Photon emission occurs when an electron in an excited state of an atom transitions to a lower energy state, releasing energy in the form of a photon. This process is fundamental in understanding how atoms interact with light and other electromagnetic radiation.
In the context of the hydrogen atom, when the electron drops from a higher energy level to a lower one, it releases energy that corresponds to a photon of a specific wavelength or frequency.

• The wavelength of the emitted photon is inversely proportional to its energy; a shorter wavelength denotes higher energy.
• In our exercise, the emission of a photon with a wavelength of 410 nm indicates a transition to a lower energy state.

By analyzing the wavelength of the emission, we can deduce the energy difference between the initial and final states of the electron in the atom.

Orbital Angular Momentum

Orbital angular momentum is a critical concept in quantum mechanics, especially when discussing the motion of electrons around an atomic nucleus. It provides insight into the structure and behavior of atoms.
Quantum mechanics describes the angular momentum of electrons in terms of quantum numbers with the azimuthal quantum number \(l\) being of particular importance here. The allowed values of \(l\) range from 0 to \(n-1\), where \(n\) is the principal quantum number.

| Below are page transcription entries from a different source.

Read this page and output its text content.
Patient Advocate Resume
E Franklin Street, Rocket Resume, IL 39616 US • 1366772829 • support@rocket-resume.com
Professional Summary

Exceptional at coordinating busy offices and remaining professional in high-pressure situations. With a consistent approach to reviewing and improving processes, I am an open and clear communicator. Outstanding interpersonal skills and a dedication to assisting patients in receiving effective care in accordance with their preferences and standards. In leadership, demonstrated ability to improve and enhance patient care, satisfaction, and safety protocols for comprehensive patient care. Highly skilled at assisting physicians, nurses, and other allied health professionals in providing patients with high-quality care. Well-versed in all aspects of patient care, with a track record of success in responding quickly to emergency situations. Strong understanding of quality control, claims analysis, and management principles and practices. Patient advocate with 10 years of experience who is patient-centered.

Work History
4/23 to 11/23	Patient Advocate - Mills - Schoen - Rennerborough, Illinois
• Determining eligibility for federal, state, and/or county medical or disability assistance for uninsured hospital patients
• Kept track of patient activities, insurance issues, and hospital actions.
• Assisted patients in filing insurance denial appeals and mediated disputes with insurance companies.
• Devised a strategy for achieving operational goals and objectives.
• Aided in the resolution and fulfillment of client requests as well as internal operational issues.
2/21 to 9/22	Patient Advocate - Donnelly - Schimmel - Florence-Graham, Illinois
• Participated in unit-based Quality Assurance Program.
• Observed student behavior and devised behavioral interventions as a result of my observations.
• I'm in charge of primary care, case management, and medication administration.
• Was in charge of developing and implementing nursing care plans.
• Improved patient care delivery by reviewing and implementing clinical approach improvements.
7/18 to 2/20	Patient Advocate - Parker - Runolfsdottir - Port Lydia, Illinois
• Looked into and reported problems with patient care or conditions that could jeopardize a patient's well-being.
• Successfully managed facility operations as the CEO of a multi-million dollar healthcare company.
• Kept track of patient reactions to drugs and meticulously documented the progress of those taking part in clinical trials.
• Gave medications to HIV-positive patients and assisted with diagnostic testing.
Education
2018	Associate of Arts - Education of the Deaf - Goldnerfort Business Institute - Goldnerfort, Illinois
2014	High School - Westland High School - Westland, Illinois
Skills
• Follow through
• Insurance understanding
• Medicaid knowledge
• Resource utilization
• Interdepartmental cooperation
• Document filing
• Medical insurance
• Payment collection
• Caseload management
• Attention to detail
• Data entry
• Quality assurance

• The orbital angular momentum \(L\) is given by the formula \(L = \sqrt{l(l+1)}\hbar\), where \(\hbar\) is the reduced Planck's constant.
• In this exercise, after the photon emission, the maximum \(l\) is 1, resulting in a maximum orbital angular momentum of approximately 1.49 x 10^{-34} Js.

Knowing \(L\) helps us understand the dynamics and transitions of the electron in an atom during processes like photon emission.

Quantum Numbers

Quantum numbers are fundamental in quantum mechanics, specifying the properties of electrons in an atom. They play a crucial role in defining the atomic orbitals and the arrangement of electrons.
Each electron in an atom is described by a set of four quantum numbers:

• **Principal Quantum Number (n):** Indicates the energy level and size of the orbital, with values starting from 1.
• **Azimuthal Quantum Number (l):** Defines the shape of the orbital, with values ranging from 0 to \(n-1\).
• **Magnetic Quantum Number (m_l):** Describes the orientation of the orbital in space, with values from \(-l\) to \(+l\).
• **Spin Quantum Number (m_s):** Specifies the electron's spin direction, either +1/2 or -1/2.

In our exercise scenario, the principal quantum number changes from 6 to 2 after photon emission, and this determines other quantum numbers, ultimately affecting the electron's physics and behavior within the atom.